Exhibit / January 24, 2017
Object Name: “The Possibility of Life’s Destruction” by Discharge
Maker and Year: Discharge/Clay Records, 1982
Object Type: Song
Description: (Richard McKenna)
As worries about the possibility of nuclear war spiked in the early 1980s, anxiety and anger began to surface in many of the arts, including British punk music. Punk had been politicized since the movement’s inception and many of those involved were, initially at least, informed by the experience of the British art schools. This was the case with Wire, for example, as it was with Crass, whose sophisticated multimedia activism was credited by some with having helped reanimate the moribund Campaign for Nuclear Disarmament.
Hailing from the industrial Midlands of England, an area with a reputation for producing new kinds of loud and powerful music, Discharge appropriated the speed, repetition, and aggression of Motorhead’s heavy rock and took it to a conclusion that verged on the surreal. Taking as their target the nuclear arms race then in progress, their music resembled an enraged, horrified scream of desperation at the cruelty and short-sightedness of the doctrine of mutually assured destruction (MAD), inhabiting an unexpected overlap between brutality and articulacy. Such was the intensity of Discharge’s uncompromising approach that their songs—brief, disorientating bursts of ferocious noise over vocalist ‘Cal’ Morris’ barking and impressionistic lyrics—transcended their initial mandate and became something bordering on outsider art.
“The Possibility of Life’s Destruction” was a track on Discharge’s 1982 debut LP, Hear Nothing See Nothing Say Nothing, the cover of which featured an arresting collage artwork by Morris.

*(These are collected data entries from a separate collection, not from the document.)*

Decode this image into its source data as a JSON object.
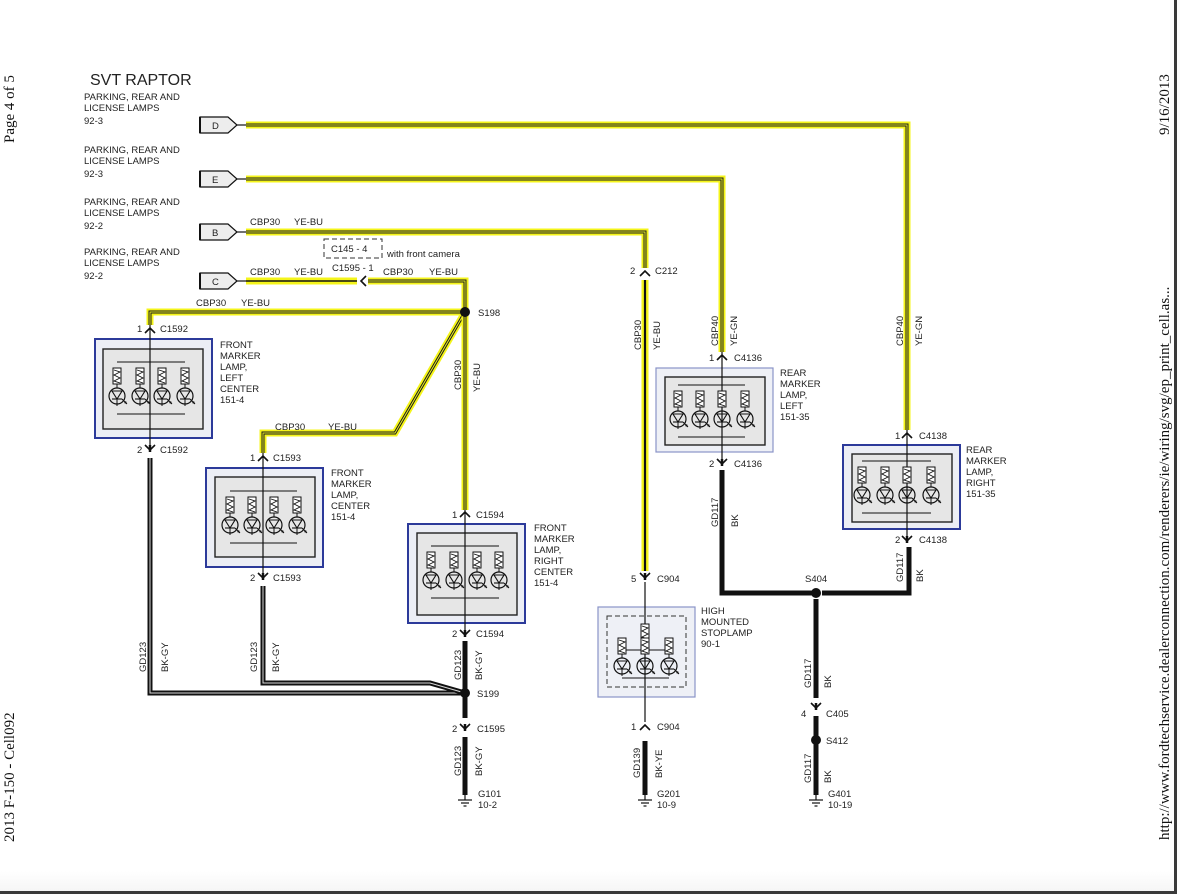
{
  "page_margin": {
    "left_top": "Page 4 of 5",
    "left_bottom": "2013 F-150 - Cell092",
    "right_url": "http://www.fordtechservice.dealerconnection.com/renderers/ie/wiring/svg/ep_print_cell.as...",
    "right_date": "9/16/2013"
  },
  "diagram": {
    "title": "SVT RAPTOR",
    "inputs": [
      {
        "id": "D",
        "desc_line1": "PARKING, REAR AND",
        "desc_line2": "LICENSE LAMPS",
        "ref": "92-3"
      },
      {
        "id": "E",
        "desc_line1": "PARKING, REAR AND",
        "desc_line2": "LICENSE LAMPS",
        "ref": "92-3"
      },
      {
        "id": "B",
        "desc_line1": "PARKING, REAR AND",
        "desc_line2": "LICENSE LAMPS",
        "ref": "92-2",
        "circuit": "CBP30",
        "color": "YE-BU"
      },
      {
        "id": "C",
        "desc_line1": "PARKING, REAR AND",
        "desc_line2": "LICENSE LAMPS",
        "ref": "92-2",
        "circuit": "CBP30",
        "color": "YE-BU"
      }
    ],
    "camera_option": {
      "connector": "C145 - 4",
      "note": "with front camera",
      "alt_connector": "C1595 - 1",
      "circuit": "CBP30",
      "color": "YE-BU"
    },
    "splices": {
      "s198": "S198",
      "s199": "S199",
      "s404": "S404",
      "s412": "S412"
    },
    "wire_labels": {
      "cbp30": "CBP30",
      "yebu": "YE-BU",
      "cbp40": "CBP40",
      "yegn": "YE-GN",
      "gd123": "GD123",
      "bkgy": "BK-GY",
      "gd117": "GD117",
      "bk": "BK",
      "gd139": "GD139",
      "bkye": "BK-YE"
    },
    "components": [
      {
        "key": "fml",
        "name_lines": [
          "FRONT",
          "MARKER",
          "LAMP,",
          "LEFT",
          "CENTER"
        ],
        "ref": "151-4",
        "conn_top": {
          "pin": "1",
          "id": "C1592"
        },
        "conn_bottom": {
          "pin": "2",
          "id": "C1592"
        }
      },
      {
        "key": "fmc",
        "name_lines": [
          "FRONT",
          "MARKER",
          "LAMP,",
          "CENTER"
        ],
        "ref": "151-4",
        "conn_top": {
          "pin": "1",
          "id": "C1593"
        },
        "conn_bottom": {
          "pin": "2",
          "id": "C1593"
        }
      },
      {
        "key": "fmr",
        "name_lines": [
          "FRONT",
          "MARKER",
          "LAMP,",
          "RIGHT",
          "CENTER"
        ],
        "ref": "151-4",
        "conn_top": {
          "pin": "1",
          "id": "C1594"
        },
        "conn_bottom": {
          "pin": "2",
          "id": "C1594"
        }
      },
      {
        "key": "hms",
        "name_lines": [
          "HIGH",
          "MOUNTED",
          "STOPLAMP"
        ],
        "ref": "90-1",
        "conn_top": {
          "pin": "5",
          "id": "C904"
        },
        "conn_bottom": {
          "pin": "1",
          "id": "C904"
        }
      },
      {
        "key": "rml",
        "name_lines": [
          "REAR",
          "MARKER",
          "LAMP,",
          "LEFT"
        ],
        "ref": "151-35",
        "conn_top": {
          "pin": "1",
          "id": "C4136"
        },
        "conn_bottom": {
          "pin": "2",
          "id": "C4136"
        }
      },
      {
        "key": "rmr",
        "name_lines": [
          "REAR",
          "MARKER",
          "LAMP,",
          "RIGHT"
        ],
        "ref": "151-35",
        "conn_top": {
          "pin": "1",
          "id": "C4138"
        },
        "conn_bottom": {
          "pin": "2",
          "id": "C4138"
        }
      }
    ],
    "inline_connectors": {
      "c212": {
        "pin": "2",
        "id": "C212"
      },
      "c1595": {
        "pin": "2",
        "id": "C1595"
      },
      "c405": {
        "pin": "4",
        "id": "C405"
      }
    },
    "grounds": [
      {
        "id": "G101",
        "ref": "10-2"
      },
      {
        "id": "G201",
        "ref": "10-9"
      },
      {
        "id": "G401",
        "ref": "10-19"
      }
    ]
  },
  "colors": {
    "wire_yellow": "#f4f41a",
    "wire_black": "#111111",
    "component_border": "#2c3a9a",
    "component_fill": "#eceef5"
  }
}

The track begins with the following sample:
“At seven tenths of a millisecond after the explosion, and at a distance of 60 miles, the light from the fireball of a single megaton thermonuclear device is 30 times brighter than the midday sun. This little boy has received severe retinal burns from an explosion 27 miles away. The blast wave from a thermonuclear explosion has been likened to an enormous door slamming in the depths of hell…”
The words are taken from the voice-over of Peter Watkins’ 1965 television drama The War Game. Commissioned as part of the BBC’s The Wednesday Play series, The War Game was a grueling black-and-white pseudo-documentary that detailed the possible consequences of a nuclear war upon Great Britain and highlighted the director’s opinion that trust in the establishment’s nuclear deterrent was hugely misplaced. Due to its graphic, incendiary nature, it was withdrawn and not broadcast on television until 1985, as part of a season of programs commemorating the 40th anniversary of the bombings of Hiroshima and Nagasaki.
The BBC claimed that it had elected not to show The War Game of its own accord, but declassified Cabinet Office papers later revealed that the decision had been made after the film had been shown to politicians and high-ranking civil servants, who complained that it risked undermining public morale—that it was “too horrific to be shown.” Watkins resigned from the BBC in protest, and, after a limited cinema release, The War Game won the 1966 Academy Award for Best Documentary Feature.